Note: I received an ARC of Ink from a friend. Some things may have changed in the final version.
Ink by Amanda Sun (Paper Gods #1)
Published by Harlequin Teen on June 25th, 2013
Genres: Fantasy, YA
Page Length: 326 pages
How I got my copy: Borrowed
IndieBound - Book Depository - Goodreads
Purchases made support this blog
On the heels of a family tragedy, the last thing Katie Greene wants to do is move halfway across the world. Stuck with her aunt in Shizuoka, Japan, Katie feels lost. Alone. She doesn’t know the language, she can barely hold a pair of chopsticks, and she can’t seem to get the hang of taking her shoes off whenever she enters a building.
Then there’s gorgeous but aloof Tomohiro, star of the school’s kendo team. How did he really get the scar on his arm? Katie isn’t prepared for the answer. But when she sees the things he draws start moving, there’s no denying the truth: Tomo has a connection to the ancient gods of Japan, and being near Katie is causing his abilities to spiral out of control. If the wrong people notice, they'll both be targets.
Katie never wanted to move to Japan—now she may not make it out of the country alive.
- Japanese mythology is pretty awesome and throwing Kami into the paranormal genre was an exciting direction to go.

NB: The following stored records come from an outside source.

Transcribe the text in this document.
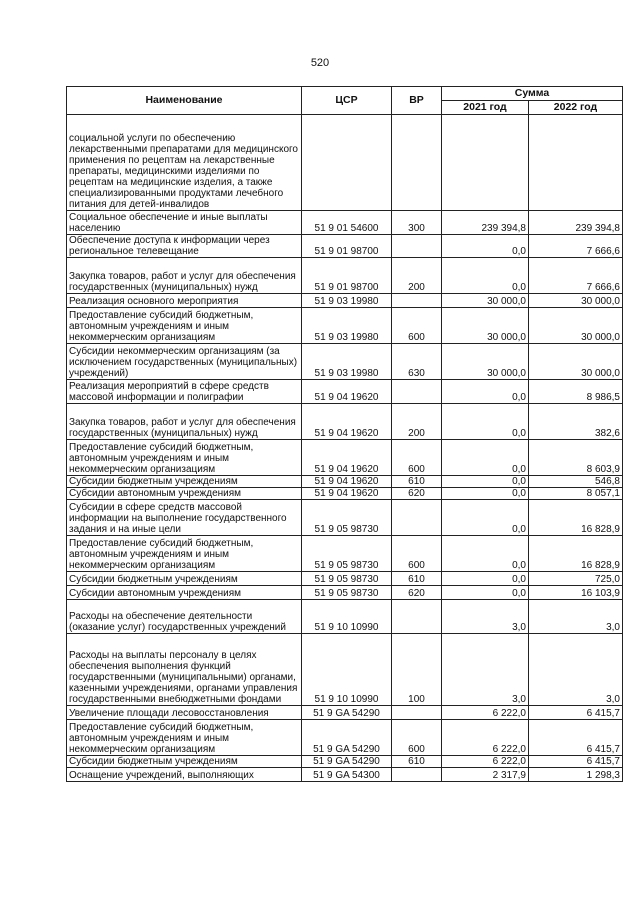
520
Наименование	ЦСР	ВР	Сумма	
			2021 год	2022 год
социальной услуги по обеспечению лекарственными препаратами для медицинского применения по рецептам на лекарственные препараты, медицинскими изделиями по рецептам на медицинские изделия, а также специализированными продуктами лечебного питания для детей-инвалидов				
Социальное обеспечение и иные выплаты населению	51 9 01 54600	300	239 394,8	239 394,8
Обеспечение доступа к информации через региональное телевещание	51 9 01 98700		0,0	7 666,6
Закупка товаров, работ и услуг для обеспечения государственных (муниципальных) нужд	51 9 01 98700	200	0,0	7 666,6
Реализация основного мероприятия	51 9 03 19980		30 000,0	30 000,0
Предоставление субсидий бюджетным, автономным учреждениям и иным некоммерческим организациям	51 9 03 19980	600	30 000,0	30 000,0
Субсидии некоммерческим организациям (за исключением государственных (муниципальных) учреждений)	51 9 03 19980	630	30 000,0	30 000,0
Реализация мероприятий в сфере средств массовой информации и полиграфии	51 9 04 19620		0,0	8 986,5
Закупка товаров, работ и услуг для обеспечения государственных (муниципальных) нужд	51 9 04 19620	200	0,0	382,6
Предоставление субсидий бюджетным, автономным учреждениям и иным некоммерческим организациям	51 9 04 19620	600	0,0	8 603,9
Субсидии бюджетным учреждениям	51 9 04 19620	610	0,0	546,8
Субсидии автономным учреждениям	51 9 04 19620	620	0,0	8 057,1
Субсидии в сфере средств массовой информации на выполнение государственного задания и на иные цели	51 9 05 98730		0,0	16 828,9
Предоставление субсидий бюджетным, автономным учреждениям и иным некоммерческим организациям	51 9 05 98730	600	0,0	16 828,9
Субсидии бюджетным учреждениям	51 9 05 98730	610	0,0	725,0
Субсидии автономным учреждениям	51 9 05 98730	620	0,0	16 103,9
Расходы на обеспечение деятельности (оказание услуг) государственных учреждений	51 9 10 10990		3,0	3,0
Расходы на выплаты персоналу в целях обеспечения выполнения функций государственными (муниципальными) органами, казенными учреждениями, органами управления государственными внебюджетными фондами	51 9 10 10990	100	3,0	3,0
Увеличение площади лесовосстановления	51 9 GA 54290		6 222,0	6 415,7
Предоставление субсидий бюджетным, автономным учреждениям и иным некоммерческим организациям	51 9 GA 54290	600	6 222,0	6 415,7
Субсидии бюджетным учреждениям	51 9 GA 54290	610	6 222,0	6 415,7
Оснащение учреждений, выполняющих	51 9 GA 54300		2 317,9	1 298,3
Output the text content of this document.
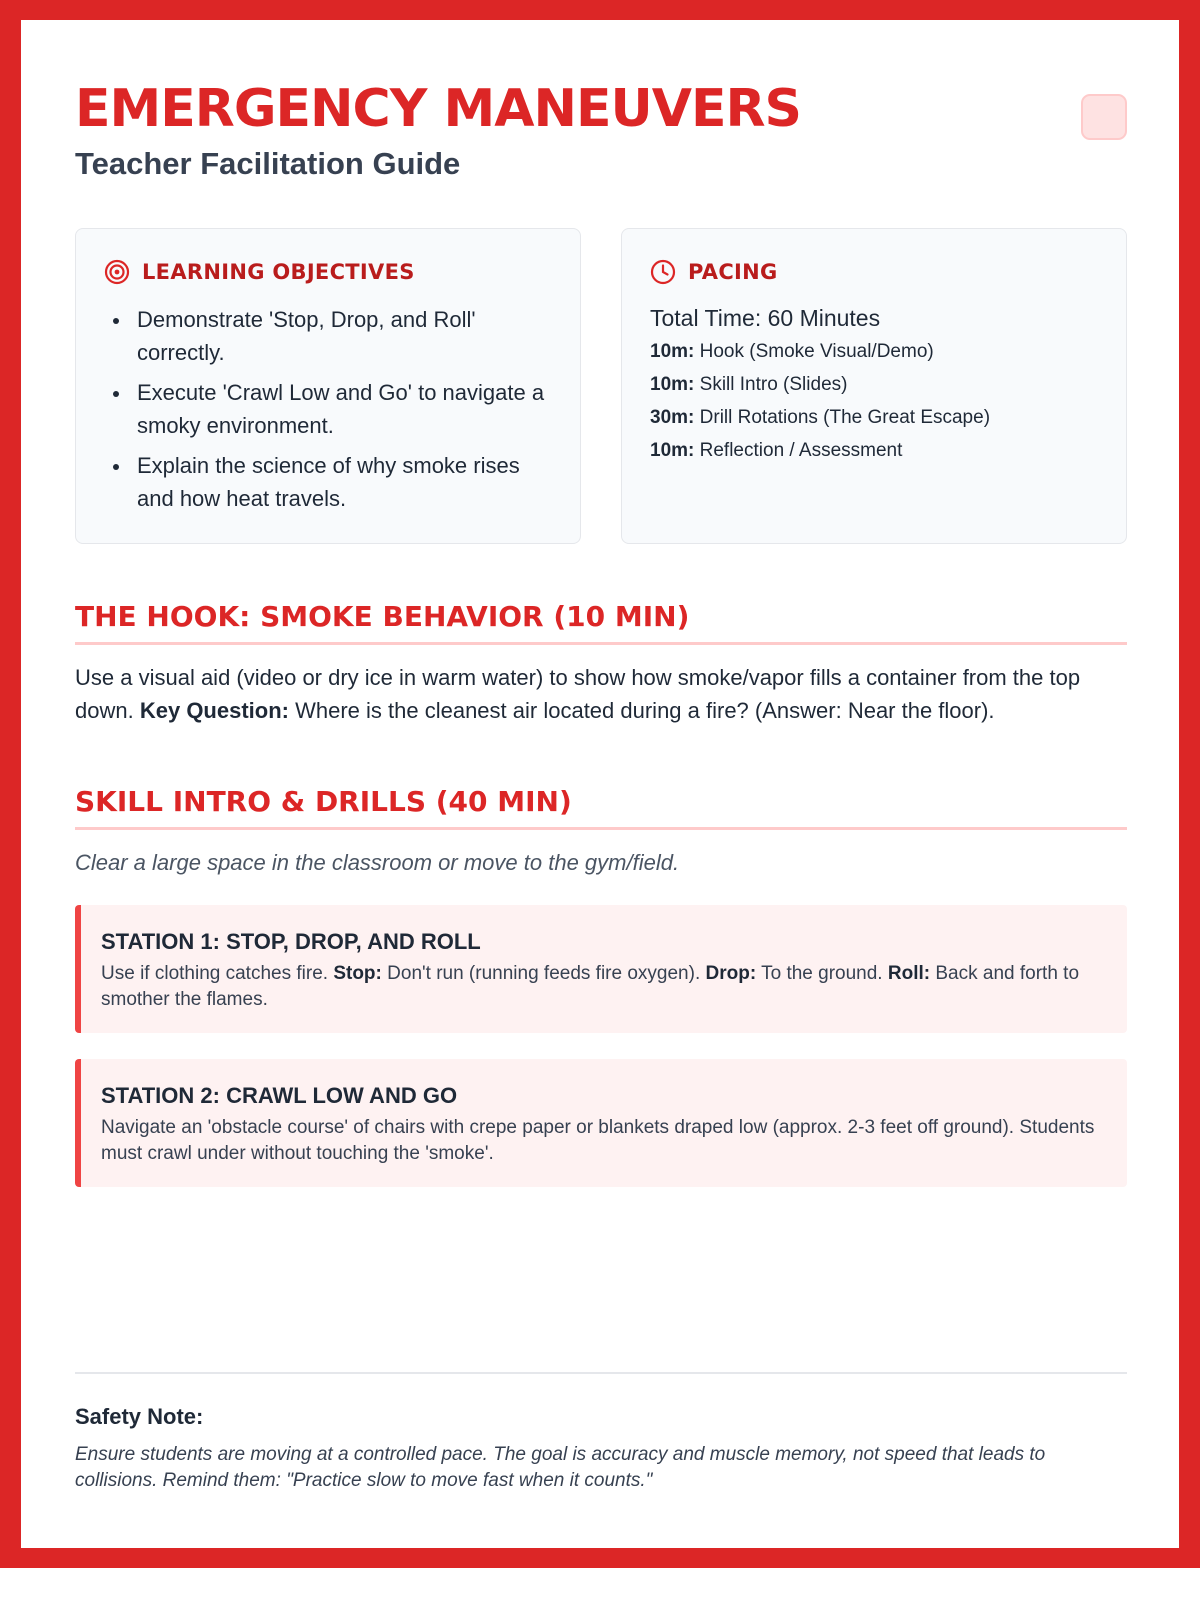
EMERGENCY MANEUVERS
Teacher Facilitation Guide
LEARNING OBJECTIVES
Demonstrate 'Stop, Drop, and Roll' correctly.
Execute 'Crawl Low and Go' to navigate a smoky environment.
Explain the science of why smoke rises and how heat travels.
PACING
Total Time: 60 Minutes
10m: Hook (Smoke Visual/Demo)
10m: Skill Intro (Slides)
30m: Drill Rotations (The Great Escape)
10m: Reflection / Assessment
THE HOOK: SMOKE BEHAVIOR (10 MIN)

Use a visual aid (video or dry ice in warm water) to show how smoke/vapor fills a container from the top down. Key Question: Where is the cleanest air located during a fire? (Answer: Near the floor).

SKILL INTRO & DRILLS (40 MIN)

Clear a large space in the classroom or move to the gym/field.

STATION 1: STOP, DROP, AND ROLL
Use if clothing catches fire. Stop: Don't run (running feeds fire oxygen). Drop: To the ground. Roll: Back and forth to smother the flames.
STATION 2: CRAWL LOW AND GO
Navigate an 'obstacle course' of chairs with crepe paper or blankets draped low (approx. 2-3 feet off ground). Students must crawl under without touching the 'smoke'.
Safety Note:
Ensure students are moving at a controlled pace. The goal is accuracy and muscle memory, not speed that leads to collisions. Remind them: "Practice slow to move fast when it counts."
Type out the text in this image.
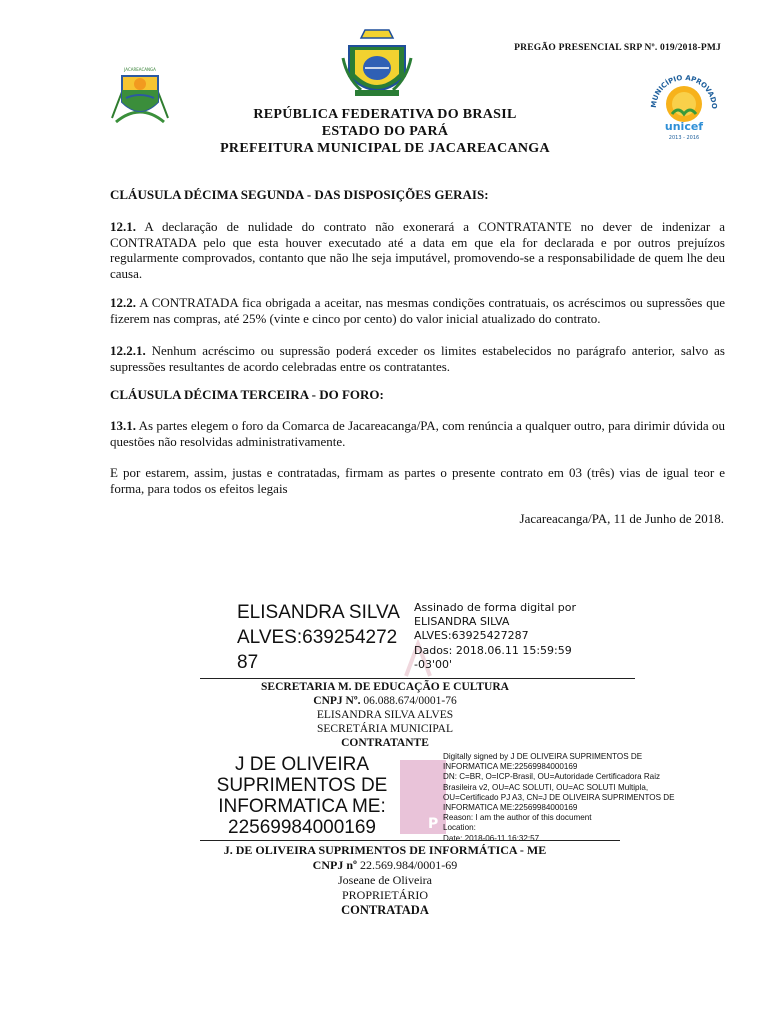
PREGÃO PRESENCIAL SRP Nº. 019/2018-PMJ
JACAREACANGA
MUNICÍPIO APROVADO
unicef
2013 - 2016
REPÚBLICA FEDERATIVA DO BRASIL
ESTADO DO PARÁ
PREFEITURA MUNICIPAL DE JACAREACANGA
CLÁUSULA DÉCIMA SEGUNDA - DAS DISPOSIÇÕES GERAIS:
12.1. A declaração de nulidade do contrato não exonerará a CONTRATANTE no dever de indenizar a CONTRATADA pelo que esta houver executado até a data em que ela for declarada e por outros prejuízos regularmente comprovados, contanto que não lhe seja imputável, promovendo-se a responsabilidade de quem lhe deu causa.
12.2. A CONTRATADA fica obrigada a aceitar, nas mesmas condições contratuais, os acréscimos ou supressões que fizerem nas compras, até 25% (vinte e cinco por cento) do valor inicial atualizado do contrato.
12.2.1. Nenhum acréscimo ou supressão poderá exceder os limites estabelecidos no parágrafo anterior, salvo as supressões resultantes de acordo celebradas entre os contratantes.
CLÁUSULA DÉCIMA TERCEIRA - DO FORO:
13.1. As partes elegem o foro da Comarca de Jacareacanga/PA, com renúncia a qualquer outro, para dirimir dúvida ou questões não resolvidas administrativamente.
E por estarem, assim, justas e contratadas, firmam as partes o presente contrato em 03 (três) vias de igual teor e forma, para todos os efeitos legais
Jacareacanga/PA, 11 de Junho de 2018.
ELISANDRA SILVA
ALVES:639254272
87
Assinado de forma digital por
ELISANDRA SILVA
ALVES:63925427287
Dados: 2018.06.11 15:59:59
-03'00'
SECRETARIA M. DE EDUCAÇÃO E CULTURA
CNPJ Nº. 06.088.674/0001-76
ELISANDRA SILVA ALVES
SECRETÁRIA MUNICIPAL
CONTRATANTE
P
J DE OLIVEIRA
SUPRIMENTOS DE
INFORMATICA ME:
22569984000169
Digitally signed by J DE OLIVEIRA SUPRIMENTOS DE
INFORMATICA ME:22569984000169
DN: C=BR, O=ICP-Brasil, OU=Autoridade Certificadora Raiz
Brasileira v2, OU=AC SOLUTI, OU=AC SOLUTI Multipla,
OU=Certificado PJ A3, CN=J DE OLIVEIRA SUPRIMENTOS DE
INFORMATICA ME:22569984000169
Reason: I am the author of this document
Location:
Date: 2018-06-11 16:32:57
J. DE OLIVEIRA SUPRIMENTOS DE INFORMÁTICA - ME
CNPJ nº 22.569.984/0001-69
Joseane de Oliveira
PROPRIETÁRIO
CONTRATADA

- As I said above, Ink has interior illustrations along with the gorgeous cover :D. I’m really hoping there are even more in the finished copy since the drawings really added another element to a story about ink having power.
- Books that are supposed to take place mainly in another language are always tricky. I found that Ink had the right balance of japanese words and explanations for me as a person who doesn’t know much about Japan and certainly doesn’t know any Japanese.
- The romance was very sweet and for once I found a “bad boy” character that I actually liked :D.
- Ink turned out to be quite predictable. I could tell that it was trying to have plot twists, but they were fairly obvious to me.
- There was a lot of repetitive phrasing in my copy of Ink, though hopefully this will be fixed in the final version.
- Ink spends most of its pages focused on the MC and her love interest, leaving little room to develop any of the secondary characters. I really liked two of Katie’s friends and wish that they had gotten more developed.
Ink had a great premise and good moments. I wish that the plot had been as original as the premise, but I ended up being a bit disappointed by lack of depth. I also know very little about Japanese culture and language, so it is possible there were errors that I didn’t catch (if you’ve read it and know there were mistakes, let me know!). I’m excited for the second book, with hopes that some more time will be spent on character development all around and a fresh plot to match the premise.